As an example, one of the NPCs in the Halcyon Job has some major beef with the corps, so if your Crew includes a Corpo Agent, that NPC is going to respond very differently to if they didn't.

That same NPC also has a specific tie to smugglers, but this time a more positive one, so you immediately get four different types of scene from that NPC:

- If the smuggler is present without the corpo agent.
- If the smuggler is present with the corpo agent.
- If the corpo agent is present without the smuggler.
- If neither corpo agent or smuggler are present.

And this doesn't have to be a mechanized "If X then Y" flowchart type of situation because a big part of the philosophy for designing Jobs for Project Cobalt is giving the GM the tools they need to improvise freely and respond when the Crew do things that they can't possible plan for.

There's almost no value in giving the GM a line-by-line script for how this NPC speaks. It's much better to give the GM a little profile on key NPCs that tells them some key information about them.

Vessa Kade
Local fixer operating out of the Rusting Hauler. Sharp-tongued, pragmatic, and deeply connected to Halcyon Prime’s underworld.

What She Wants
Find Dr. Malix Vance before rival crews or Alliance agents do.

How She Operates
Vessa values competence and hates wasting time. She respects confidence, but distrusts cogs in the corporate machine.

Connections to the Crew
• If a Smuggler is present, Vessa previously worked a job with them years ago, and treats them with respect.
• If a Corpo Agent is present, Vessa is immediately suspicious of them.
• If a Bounty Hunter is present, Vessa may offer additional side work after the Job is completed.

Key Detail
Keeps a loaded hand cannon and a bottle of whisky in her desk drawer at all times.
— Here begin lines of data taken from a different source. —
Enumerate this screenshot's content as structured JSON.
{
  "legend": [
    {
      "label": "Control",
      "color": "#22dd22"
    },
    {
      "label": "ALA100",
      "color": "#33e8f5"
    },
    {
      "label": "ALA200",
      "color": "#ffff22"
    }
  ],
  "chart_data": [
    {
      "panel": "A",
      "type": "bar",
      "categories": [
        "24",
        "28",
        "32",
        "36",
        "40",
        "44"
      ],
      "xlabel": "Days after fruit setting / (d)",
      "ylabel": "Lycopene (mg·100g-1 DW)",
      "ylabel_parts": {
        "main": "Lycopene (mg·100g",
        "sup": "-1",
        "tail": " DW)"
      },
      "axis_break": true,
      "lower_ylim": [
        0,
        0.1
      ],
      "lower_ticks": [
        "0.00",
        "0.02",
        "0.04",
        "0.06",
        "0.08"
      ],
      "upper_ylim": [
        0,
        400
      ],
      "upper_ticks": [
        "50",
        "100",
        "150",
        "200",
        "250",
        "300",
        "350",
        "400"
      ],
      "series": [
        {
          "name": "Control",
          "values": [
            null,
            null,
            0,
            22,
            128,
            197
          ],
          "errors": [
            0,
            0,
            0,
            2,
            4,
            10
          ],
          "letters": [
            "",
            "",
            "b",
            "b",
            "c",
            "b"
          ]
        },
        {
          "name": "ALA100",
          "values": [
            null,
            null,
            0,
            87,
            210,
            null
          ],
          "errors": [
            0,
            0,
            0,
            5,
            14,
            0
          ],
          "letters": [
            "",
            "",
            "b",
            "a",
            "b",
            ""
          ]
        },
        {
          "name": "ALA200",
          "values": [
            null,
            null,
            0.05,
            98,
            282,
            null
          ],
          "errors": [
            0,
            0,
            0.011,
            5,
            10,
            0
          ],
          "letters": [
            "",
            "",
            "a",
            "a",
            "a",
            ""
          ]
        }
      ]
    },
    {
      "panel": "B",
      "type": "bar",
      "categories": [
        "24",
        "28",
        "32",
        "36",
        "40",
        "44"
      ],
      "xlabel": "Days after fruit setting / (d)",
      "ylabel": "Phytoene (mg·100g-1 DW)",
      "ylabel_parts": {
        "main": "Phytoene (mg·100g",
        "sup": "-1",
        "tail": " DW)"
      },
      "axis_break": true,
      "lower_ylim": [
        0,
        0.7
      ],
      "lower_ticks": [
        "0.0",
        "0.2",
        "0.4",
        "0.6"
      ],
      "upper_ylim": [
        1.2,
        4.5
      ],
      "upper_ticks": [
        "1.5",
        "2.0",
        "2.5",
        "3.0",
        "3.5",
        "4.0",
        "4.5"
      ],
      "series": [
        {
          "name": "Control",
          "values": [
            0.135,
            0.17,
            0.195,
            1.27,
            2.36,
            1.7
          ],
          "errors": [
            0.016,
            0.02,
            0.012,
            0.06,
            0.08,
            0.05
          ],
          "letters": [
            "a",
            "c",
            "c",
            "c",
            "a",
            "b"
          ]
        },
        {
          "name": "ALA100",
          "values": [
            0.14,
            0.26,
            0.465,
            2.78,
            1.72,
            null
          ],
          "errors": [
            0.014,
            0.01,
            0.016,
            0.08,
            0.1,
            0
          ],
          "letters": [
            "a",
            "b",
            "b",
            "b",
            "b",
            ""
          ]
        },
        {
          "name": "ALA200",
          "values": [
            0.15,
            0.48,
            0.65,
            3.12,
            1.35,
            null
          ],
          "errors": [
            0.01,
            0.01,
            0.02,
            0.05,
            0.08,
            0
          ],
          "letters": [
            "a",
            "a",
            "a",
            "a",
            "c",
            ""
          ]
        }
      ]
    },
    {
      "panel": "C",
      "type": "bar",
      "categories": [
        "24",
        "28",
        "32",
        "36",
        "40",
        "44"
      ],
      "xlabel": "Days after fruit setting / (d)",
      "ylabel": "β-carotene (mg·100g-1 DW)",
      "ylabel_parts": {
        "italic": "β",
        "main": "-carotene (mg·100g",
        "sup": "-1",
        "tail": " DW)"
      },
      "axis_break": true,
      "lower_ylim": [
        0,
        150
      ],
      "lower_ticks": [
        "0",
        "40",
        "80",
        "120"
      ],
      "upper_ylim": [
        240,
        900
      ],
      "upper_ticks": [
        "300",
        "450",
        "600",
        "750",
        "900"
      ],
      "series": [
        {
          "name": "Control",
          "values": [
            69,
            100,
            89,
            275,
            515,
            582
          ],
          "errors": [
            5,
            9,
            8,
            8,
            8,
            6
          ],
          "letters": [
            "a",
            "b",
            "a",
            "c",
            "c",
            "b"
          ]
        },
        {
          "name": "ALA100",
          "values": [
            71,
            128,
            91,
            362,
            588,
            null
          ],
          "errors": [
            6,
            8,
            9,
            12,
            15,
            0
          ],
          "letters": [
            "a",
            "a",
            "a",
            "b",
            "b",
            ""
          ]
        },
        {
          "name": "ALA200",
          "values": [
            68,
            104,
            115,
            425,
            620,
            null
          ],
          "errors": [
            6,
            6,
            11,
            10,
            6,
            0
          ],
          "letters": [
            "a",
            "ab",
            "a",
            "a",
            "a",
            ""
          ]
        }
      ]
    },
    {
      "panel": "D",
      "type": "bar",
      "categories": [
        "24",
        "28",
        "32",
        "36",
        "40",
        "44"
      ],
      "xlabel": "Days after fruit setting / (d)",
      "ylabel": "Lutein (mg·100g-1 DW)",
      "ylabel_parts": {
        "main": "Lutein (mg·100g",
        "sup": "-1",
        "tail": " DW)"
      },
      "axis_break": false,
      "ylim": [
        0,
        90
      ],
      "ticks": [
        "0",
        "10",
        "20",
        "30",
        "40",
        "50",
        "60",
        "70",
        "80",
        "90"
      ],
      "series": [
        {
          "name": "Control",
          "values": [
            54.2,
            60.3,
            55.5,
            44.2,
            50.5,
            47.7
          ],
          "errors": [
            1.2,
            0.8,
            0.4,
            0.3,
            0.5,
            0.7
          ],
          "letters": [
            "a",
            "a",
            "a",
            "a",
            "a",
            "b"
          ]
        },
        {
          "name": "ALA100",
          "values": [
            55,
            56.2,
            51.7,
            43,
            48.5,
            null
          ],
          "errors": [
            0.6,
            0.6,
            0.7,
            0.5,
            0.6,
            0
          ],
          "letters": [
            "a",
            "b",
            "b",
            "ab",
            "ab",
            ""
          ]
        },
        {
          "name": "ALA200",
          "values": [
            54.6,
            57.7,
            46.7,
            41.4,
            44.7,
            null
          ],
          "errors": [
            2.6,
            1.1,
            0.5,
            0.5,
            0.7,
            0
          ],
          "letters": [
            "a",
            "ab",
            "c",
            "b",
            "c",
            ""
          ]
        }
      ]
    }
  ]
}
How much detail a given NPC gets will depend on their importance to a Job and the narrative within, but by constantly contextualizing NPCs by their connection to archetypes it should make it so that players always feel like they are getting unique interactions based on their Crew composition.

Vessa Kade isn't just a quest giver in this situation, she is an old friend of the Smuggler who contacted them specifically for this job, which immediately changes the context of the start of the adventure even though functionally and mechanically nothing changed. The smuggler could then leverage that relationship to get a higher payout. . . but that wouldn't be written in the text, it would be down to the player to intuit.

It also adds a degree of replayability to pre written adventures, because a Crew with different archetypes will have different personal goals baked in, and the NPCs will react to them differently. And after you've experienced that once I think players will realize "oh damn, every person we encounter in these adventures COULD be someone meaningful to someone else on this crew and I wouldn't know it" and that is very cool.

There's no real limit to where we take this concept, either. Maybe some NPCs have specific dialogue or information that only gets revealed or becomes easier to learn in the presence of some archetypes? Maybe some locations will only admit access to the Crew with a certain archetype present? There's a lot of ways we could take this and I am super excited about it.

I'd love to know how you'd like to see this kind of stuff implemented in a game!